Alcalay (Alkalaj), Isaac
ALCALAY (Alkalaj), ISAAC
ALCALAY (Alkalaj), ISAAC (1882–1978), rabbi. Born in Sofia, he studied at the Vienna Rabbinical Seminary and in 1909 was appointed chief rabbi of Serbia. While occupying this post he served as emissary of the Serbian government (1915–18), visiting the U.S. in 1918 on a mission on behalf of Serbian Jewry (which he described in the American Jewish Year Book, vol. 20, pp. 75–87; later published separately). In 1923 he founded the Rabbinical Federation of Yugoslavia and became its first president, helping to edit its annual Jevrejski Almanah (cf. volumes for 1920–30). In 1923 he was elected chief rabbi of Yugoslavia by King Alexander, a position of political importance at the time (see *Yugoslavia). He continued his activities abroad, attending the first Sephardi Congress (held at Vienna in 1925), where he was elected vice president of the World Sephardi Federation. When King Alexander made him a senator, Alcalay was the only Jew to sit in the Yugoslavian Upper House (1930–38).

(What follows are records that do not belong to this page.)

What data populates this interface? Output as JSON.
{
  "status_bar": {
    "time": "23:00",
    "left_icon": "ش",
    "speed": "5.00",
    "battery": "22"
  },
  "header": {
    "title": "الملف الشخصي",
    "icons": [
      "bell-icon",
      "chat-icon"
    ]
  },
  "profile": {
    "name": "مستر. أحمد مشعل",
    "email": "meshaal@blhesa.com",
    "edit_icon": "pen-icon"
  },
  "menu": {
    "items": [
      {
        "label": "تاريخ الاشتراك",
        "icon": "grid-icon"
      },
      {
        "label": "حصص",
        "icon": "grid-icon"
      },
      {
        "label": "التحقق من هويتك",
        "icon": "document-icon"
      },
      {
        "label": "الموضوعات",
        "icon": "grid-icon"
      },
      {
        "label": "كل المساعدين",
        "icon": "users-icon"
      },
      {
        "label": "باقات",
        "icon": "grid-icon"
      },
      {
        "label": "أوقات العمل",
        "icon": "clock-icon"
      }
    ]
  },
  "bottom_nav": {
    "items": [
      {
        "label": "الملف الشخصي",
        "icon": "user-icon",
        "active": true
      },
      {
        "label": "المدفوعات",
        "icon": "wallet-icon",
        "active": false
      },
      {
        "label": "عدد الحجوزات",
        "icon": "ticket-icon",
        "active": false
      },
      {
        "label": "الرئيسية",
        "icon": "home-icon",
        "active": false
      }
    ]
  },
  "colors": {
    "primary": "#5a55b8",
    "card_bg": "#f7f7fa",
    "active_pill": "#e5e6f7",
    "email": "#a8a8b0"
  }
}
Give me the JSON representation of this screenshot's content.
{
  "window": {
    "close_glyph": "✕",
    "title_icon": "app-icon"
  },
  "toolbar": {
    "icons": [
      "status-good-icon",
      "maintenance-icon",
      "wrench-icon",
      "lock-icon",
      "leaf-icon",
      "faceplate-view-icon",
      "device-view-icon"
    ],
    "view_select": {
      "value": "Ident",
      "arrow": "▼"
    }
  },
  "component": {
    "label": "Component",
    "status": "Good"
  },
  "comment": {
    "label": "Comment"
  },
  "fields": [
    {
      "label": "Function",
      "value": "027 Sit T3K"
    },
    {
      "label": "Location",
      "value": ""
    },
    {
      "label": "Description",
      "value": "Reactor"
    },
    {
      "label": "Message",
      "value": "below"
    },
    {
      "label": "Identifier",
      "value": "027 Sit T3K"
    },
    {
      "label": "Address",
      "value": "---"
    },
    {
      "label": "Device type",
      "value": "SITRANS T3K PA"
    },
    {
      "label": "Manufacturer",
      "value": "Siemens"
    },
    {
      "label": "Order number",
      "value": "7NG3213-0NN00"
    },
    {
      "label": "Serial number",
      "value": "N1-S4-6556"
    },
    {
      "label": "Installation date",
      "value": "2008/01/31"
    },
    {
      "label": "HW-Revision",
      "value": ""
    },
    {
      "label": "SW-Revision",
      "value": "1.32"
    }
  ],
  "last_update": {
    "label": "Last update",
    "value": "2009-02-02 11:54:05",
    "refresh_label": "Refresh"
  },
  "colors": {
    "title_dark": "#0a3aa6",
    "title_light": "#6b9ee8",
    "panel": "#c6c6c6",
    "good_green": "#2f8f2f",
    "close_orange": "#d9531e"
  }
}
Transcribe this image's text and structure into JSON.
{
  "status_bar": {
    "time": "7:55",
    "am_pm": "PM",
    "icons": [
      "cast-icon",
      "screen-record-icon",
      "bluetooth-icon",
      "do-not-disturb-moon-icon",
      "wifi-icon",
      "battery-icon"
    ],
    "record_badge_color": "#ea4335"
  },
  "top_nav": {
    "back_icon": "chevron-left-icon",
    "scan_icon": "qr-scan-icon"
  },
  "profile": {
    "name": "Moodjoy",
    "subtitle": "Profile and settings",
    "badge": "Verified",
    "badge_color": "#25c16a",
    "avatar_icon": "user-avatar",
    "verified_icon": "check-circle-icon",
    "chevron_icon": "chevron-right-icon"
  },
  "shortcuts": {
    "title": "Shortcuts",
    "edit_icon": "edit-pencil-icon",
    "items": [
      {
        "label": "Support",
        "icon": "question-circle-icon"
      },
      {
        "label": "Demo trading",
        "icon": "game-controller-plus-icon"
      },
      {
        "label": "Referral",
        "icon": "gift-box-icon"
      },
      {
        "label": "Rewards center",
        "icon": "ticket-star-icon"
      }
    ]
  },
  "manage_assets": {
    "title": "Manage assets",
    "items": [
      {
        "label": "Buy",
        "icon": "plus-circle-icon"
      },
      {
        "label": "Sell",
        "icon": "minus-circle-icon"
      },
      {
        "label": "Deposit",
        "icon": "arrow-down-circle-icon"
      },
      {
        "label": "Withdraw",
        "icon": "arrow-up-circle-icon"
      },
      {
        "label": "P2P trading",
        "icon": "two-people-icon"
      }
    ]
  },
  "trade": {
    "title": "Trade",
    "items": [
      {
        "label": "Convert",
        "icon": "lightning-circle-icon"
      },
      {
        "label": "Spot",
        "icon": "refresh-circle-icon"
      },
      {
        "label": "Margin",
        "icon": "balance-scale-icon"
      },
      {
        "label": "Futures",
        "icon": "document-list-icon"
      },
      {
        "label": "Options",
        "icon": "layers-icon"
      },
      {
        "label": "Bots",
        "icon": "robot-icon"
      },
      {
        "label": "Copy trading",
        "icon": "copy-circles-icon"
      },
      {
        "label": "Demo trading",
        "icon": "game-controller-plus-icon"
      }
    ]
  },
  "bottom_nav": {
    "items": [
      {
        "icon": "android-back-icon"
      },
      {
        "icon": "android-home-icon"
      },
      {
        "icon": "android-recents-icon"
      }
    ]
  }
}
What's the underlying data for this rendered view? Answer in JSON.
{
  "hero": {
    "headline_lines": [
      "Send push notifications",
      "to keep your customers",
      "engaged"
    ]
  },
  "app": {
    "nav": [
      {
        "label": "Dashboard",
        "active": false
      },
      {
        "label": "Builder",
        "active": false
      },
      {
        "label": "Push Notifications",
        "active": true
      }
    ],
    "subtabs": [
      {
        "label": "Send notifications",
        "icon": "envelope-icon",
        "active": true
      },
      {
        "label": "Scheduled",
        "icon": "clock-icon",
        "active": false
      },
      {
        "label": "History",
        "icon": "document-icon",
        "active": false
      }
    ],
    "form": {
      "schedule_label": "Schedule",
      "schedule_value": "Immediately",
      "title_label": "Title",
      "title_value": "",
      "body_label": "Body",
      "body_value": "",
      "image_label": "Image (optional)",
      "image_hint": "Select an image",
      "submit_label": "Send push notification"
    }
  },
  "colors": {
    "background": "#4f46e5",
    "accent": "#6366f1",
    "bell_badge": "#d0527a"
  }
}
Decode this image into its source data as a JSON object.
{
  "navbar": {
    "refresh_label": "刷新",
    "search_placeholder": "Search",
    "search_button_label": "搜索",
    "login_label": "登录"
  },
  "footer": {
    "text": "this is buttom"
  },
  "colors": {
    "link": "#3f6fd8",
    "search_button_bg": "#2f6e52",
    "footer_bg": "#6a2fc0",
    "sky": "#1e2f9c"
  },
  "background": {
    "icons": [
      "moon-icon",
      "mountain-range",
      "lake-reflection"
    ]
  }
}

Until the Holocaust, Chief Rabbi Alcalay was a central figure and a unifying force for Yugoslav Jewry. He fled the country when the Germans occupied Yugoslavia in 1941 and, after a short stay in Palestine, settled in the U.S. in 1942, where he served as rabbi of the Sephardi community of New York. He later unified and organized the Sephardi communities there and became the chief rabbi of the Central Sephardic Jewish Community of America in 1943. He published a study on travels of Jews through the Balkans at the end of the 18th and beginning of the 19th centuries (1928). In 1970, Alcalay was awarded a medal by Yeshiva University of New York. In 1971, on the occasion of his 90th birthday, the Association of Yugoslav Jews in the U.S. issued a souvenir journal in his honor.